As autoridades eleitorais do Peru começaram a revisão de cédulas contestadas nesta segunda-feira, o que resultou na paralisação da contagem das eleições gerais realizadas em 12 de abril. Até o momento, não surgiu um rival presidencial claro para enfrentar a líder conservadora Keiko Fujimori no segundo turno, agendado para junho.

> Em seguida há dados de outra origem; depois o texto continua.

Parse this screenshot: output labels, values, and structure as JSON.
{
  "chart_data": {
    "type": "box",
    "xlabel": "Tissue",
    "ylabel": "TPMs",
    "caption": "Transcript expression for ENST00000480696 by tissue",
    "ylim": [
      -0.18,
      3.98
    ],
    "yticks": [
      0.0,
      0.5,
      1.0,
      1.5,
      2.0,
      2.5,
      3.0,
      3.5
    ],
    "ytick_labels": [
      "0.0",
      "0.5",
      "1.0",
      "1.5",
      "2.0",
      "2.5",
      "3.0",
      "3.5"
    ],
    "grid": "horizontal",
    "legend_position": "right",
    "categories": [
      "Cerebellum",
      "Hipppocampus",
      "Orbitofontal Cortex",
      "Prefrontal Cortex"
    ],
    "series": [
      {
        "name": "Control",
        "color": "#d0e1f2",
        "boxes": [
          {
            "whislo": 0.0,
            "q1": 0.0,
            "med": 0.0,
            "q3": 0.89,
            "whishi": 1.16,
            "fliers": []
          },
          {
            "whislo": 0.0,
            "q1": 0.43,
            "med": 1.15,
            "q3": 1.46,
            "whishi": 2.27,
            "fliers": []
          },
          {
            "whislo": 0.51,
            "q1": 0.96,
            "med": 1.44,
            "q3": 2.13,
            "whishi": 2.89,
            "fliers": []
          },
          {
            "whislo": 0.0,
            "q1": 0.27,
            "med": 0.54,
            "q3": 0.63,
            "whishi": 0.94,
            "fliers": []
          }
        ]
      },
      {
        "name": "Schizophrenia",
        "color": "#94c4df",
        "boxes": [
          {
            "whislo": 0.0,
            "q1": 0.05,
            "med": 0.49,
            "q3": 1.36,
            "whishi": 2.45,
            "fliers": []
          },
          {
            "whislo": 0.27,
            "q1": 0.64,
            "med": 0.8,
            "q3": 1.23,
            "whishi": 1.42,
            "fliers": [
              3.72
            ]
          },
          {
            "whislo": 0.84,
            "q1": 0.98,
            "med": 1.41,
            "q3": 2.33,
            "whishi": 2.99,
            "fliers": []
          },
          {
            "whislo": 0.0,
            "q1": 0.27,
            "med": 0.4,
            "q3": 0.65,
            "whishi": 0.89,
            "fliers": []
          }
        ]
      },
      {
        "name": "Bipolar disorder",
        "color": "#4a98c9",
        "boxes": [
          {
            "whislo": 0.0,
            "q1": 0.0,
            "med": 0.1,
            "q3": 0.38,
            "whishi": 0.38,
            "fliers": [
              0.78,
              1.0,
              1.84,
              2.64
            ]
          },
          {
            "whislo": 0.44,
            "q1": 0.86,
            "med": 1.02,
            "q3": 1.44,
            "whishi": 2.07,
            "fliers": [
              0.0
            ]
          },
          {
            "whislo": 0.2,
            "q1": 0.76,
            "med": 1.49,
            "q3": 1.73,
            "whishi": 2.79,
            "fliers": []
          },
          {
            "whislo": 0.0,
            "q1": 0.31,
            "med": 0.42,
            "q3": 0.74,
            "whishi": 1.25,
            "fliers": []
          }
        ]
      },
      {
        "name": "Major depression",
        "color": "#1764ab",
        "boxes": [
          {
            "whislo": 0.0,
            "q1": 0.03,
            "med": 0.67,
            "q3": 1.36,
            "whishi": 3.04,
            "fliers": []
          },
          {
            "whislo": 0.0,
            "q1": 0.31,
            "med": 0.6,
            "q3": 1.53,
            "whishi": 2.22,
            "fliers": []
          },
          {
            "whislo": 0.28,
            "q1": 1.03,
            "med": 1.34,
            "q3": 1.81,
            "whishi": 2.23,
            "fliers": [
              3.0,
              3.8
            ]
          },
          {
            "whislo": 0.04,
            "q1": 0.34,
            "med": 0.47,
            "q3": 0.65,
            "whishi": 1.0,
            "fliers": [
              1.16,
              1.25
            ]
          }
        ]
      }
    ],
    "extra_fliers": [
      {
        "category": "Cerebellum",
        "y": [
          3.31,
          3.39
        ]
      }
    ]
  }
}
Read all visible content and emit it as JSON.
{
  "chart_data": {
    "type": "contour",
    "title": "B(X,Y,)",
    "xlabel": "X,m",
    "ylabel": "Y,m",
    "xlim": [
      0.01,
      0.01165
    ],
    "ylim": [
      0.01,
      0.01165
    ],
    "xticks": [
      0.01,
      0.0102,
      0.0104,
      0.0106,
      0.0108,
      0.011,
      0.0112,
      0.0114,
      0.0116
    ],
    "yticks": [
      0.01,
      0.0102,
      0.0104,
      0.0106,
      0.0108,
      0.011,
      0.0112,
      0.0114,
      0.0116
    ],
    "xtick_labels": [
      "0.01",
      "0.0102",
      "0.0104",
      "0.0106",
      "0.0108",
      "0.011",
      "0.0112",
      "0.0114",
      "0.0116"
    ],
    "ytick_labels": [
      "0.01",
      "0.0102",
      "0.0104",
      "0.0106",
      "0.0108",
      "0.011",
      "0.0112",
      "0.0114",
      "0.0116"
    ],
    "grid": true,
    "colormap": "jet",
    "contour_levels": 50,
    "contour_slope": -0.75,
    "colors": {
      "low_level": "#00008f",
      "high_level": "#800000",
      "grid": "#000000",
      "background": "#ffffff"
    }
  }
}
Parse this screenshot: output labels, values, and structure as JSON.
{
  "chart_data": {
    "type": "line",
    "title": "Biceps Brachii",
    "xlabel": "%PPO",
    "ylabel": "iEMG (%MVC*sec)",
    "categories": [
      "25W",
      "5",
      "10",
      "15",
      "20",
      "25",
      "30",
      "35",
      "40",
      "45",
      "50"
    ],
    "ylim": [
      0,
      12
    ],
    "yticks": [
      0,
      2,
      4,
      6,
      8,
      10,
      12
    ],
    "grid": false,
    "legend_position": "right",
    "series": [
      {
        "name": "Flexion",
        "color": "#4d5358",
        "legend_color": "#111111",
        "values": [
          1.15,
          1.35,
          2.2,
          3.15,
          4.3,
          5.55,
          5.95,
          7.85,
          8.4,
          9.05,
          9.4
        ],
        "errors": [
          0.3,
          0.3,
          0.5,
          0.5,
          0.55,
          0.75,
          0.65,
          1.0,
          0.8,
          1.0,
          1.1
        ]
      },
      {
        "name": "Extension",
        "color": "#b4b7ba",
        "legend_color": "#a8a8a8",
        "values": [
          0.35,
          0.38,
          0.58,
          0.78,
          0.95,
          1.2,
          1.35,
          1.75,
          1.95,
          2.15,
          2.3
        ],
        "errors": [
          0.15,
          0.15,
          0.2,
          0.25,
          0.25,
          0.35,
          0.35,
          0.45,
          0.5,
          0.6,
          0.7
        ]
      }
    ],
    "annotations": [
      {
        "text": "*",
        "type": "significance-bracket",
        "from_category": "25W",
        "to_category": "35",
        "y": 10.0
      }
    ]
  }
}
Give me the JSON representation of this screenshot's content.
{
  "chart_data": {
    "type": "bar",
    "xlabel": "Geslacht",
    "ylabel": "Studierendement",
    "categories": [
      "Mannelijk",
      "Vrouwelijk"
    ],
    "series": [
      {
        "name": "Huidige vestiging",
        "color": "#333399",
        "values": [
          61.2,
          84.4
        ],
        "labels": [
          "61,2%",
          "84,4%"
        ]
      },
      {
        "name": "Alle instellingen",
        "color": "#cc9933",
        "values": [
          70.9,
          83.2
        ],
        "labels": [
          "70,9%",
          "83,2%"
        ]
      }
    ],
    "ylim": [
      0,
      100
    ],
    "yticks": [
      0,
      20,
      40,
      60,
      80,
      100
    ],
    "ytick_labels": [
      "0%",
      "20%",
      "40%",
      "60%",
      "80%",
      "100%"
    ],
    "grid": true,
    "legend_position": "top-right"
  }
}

Cerca de 6% das seções eleitorais, que representam mais de um milhão de votos, foram contestadas na última semana devido a inconsistências, falta de informações ou erros nas folhas de contagem, conforme informado pelo Escritório Nacional de Processos Eleitorais do Peru (Onpe). O Júri Nacional de Eleições (JNE), responsável pela supervisão das eleições, já iniciou a análise dessas seções eleitorais em audiências públicas, um processo que pode levar várias semanas.
Jorge Valdivia, coordenador jurídico do JNE, anunciou que o resultado final da eleição presidencial deve ser conhecido até o dia 15 de maio. Ele destacou que essa é a data limite estabelecida para que os candidatos que avançarem para o segundo turno possam realizar suas atividades de campanha. Além disso, milhares de folhas de contagem das eleições para senadores e deputados também estão sob revisão.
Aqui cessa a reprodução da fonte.